When calculating the perpendicular in an aerial line transect, what is the equation?

A

bi= ai (altitude of plane) tan theta (declination angle to the sighting)

43
Q

What does it mean when Haynes assumes 100%?

A

Every individual is seen

44
Q

What is f(0)?

A

= the estimated probability density function for detection of an animal

45
Q

What is g(0)?

A

Probability of detection on the transect line

G(0)=1 if all animals on the line are seen

46
Q

What are the assumptions required to calculate the variance of the population estimate for aerial line transects?

A

The encounter rate where n (# of total sightings) divided by L (total transect length) and f, g, and s ( mean group size) are independent

47
Q

What is the area under the curve for probability detection functions of f?

A

Area is detectability

48
Q

What is the basic idea of the probability detection functions models?

A

The probability of detection of an animal falls with distance from the transect line and is equal to the total are under the curve
The detection curve should be known or if assumed justified

49
Q

What is the generalized exponential for probability detection functions?

A

Really good stability for probability of detection and then drops rapidly with distance from transect line about a third of the distance away on graph

50
Q

What is the Hayes and Buckland model for probability detection functions?

A

Probability detection falls rapidly with perpendicular distance from transect line from the start of the model.
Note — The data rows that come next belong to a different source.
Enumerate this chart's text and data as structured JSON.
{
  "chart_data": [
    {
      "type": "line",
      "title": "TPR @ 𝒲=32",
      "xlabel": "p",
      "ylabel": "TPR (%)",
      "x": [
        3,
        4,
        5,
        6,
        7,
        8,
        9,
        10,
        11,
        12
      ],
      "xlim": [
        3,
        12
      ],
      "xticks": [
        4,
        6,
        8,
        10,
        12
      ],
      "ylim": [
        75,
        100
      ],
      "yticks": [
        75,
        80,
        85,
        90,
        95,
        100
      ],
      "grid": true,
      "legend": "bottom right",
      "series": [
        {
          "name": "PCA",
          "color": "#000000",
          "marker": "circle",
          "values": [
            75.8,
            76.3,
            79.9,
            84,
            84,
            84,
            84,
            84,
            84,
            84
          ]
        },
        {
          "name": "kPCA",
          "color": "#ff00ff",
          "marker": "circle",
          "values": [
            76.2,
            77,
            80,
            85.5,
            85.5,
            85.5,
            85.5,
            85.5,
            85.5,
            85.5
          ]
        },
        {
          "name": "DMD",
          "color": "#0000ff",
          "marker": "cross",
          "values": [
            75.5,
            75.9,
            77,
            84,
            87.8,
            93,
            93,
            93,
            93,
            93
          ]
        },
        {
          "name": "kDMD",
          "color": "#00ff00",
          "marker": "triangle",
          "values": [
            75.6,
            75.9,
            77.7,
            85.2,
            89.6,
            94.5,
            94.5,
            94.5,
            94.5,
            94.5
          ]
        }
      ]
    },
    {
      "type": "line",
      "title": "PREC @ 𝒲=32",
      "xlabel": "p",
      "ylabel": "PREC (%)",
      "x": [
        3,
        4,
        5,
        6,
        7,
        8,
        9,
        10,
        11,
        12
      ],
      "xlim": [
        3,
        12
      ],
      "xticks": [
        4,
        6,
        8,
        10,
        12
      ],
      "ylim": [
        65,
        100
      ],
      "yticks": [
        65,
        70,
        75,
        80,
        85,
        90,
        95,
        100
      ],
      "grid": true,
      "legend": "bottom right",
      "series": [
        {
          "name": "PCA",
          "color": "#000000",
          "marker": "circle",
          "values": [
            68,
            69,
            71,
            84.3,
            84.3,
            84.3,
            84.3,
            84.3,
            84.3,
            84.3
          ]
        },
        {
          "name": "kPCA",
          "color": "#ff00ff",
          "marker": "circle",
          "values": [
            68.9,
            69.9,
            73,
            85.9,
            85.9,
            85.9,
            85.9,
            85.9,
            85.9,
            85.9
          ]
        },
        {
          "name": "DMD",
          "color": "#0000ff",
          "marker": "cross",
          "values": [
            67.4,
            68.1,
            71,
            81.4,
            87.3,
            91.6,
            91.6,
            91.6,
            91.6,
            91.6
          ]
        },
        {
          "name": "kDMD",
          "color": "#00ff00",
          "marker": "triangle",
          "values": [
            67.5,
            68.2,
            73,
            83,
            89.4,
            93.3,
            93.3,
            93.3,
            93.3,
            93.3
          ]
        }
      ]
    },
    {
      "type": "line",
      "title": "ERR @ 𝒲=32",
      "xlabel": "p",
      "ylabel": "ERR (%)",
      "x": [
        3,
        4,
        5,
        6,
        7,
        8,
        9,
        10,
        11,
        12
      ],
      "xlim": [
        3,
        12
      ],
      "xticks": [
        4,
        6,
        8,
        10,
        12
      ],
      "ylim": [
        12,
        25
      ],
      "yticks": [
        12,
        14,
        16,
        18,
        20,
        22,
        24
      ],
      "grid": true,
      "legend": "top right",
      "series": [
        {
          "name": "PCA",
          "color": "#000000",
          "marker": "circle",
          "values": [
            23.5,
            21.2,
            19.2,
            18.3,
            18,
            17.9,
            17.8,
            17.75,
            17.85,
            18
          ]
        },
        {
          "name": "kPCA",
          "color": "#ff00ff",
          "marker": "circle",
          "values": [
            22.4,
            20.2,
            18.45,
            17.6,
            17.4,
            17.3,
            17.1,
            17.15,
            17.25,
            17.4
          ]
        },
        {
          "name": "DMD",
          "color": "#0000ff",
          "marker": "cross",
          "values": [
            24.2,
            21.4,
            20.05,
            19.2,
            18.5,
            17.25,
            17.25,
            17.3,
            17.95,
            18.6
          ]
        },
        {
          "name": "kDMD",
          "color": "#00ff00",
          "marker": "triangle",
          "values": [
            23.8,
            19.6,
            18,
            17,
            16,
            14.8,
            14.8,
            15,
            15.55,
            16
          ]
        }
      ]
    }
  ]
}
Looks like inverse graph.
As the animal is further away it means sight ability is low.

51
Q

What is the half normal model of probability detection functions?

A

Probability of detection falls gradually with perpendicular distance from transect line and then reache inflection point and becomes concave up and almost plateaus with greater distance from transect line

52
Q

Since it is not expected for 100% (g=1) of the animals to be seen on the transect lines, what should be determined?

A

A correction factor for g

53
Q

In the marsh deer example what was the detection function g?

A

An estimate of the difficulty of seeing an individual at the first approach of the aircraft.
When the animal was rapidly and easily seen it was considered visible Otherwise it was considered invisible or missed.

54
Q

Detection rate of a study tells us what?

A

What percentage of animals were easily seen and or were not.
Possibly needs to have a population number or know how many individuals by radio collar.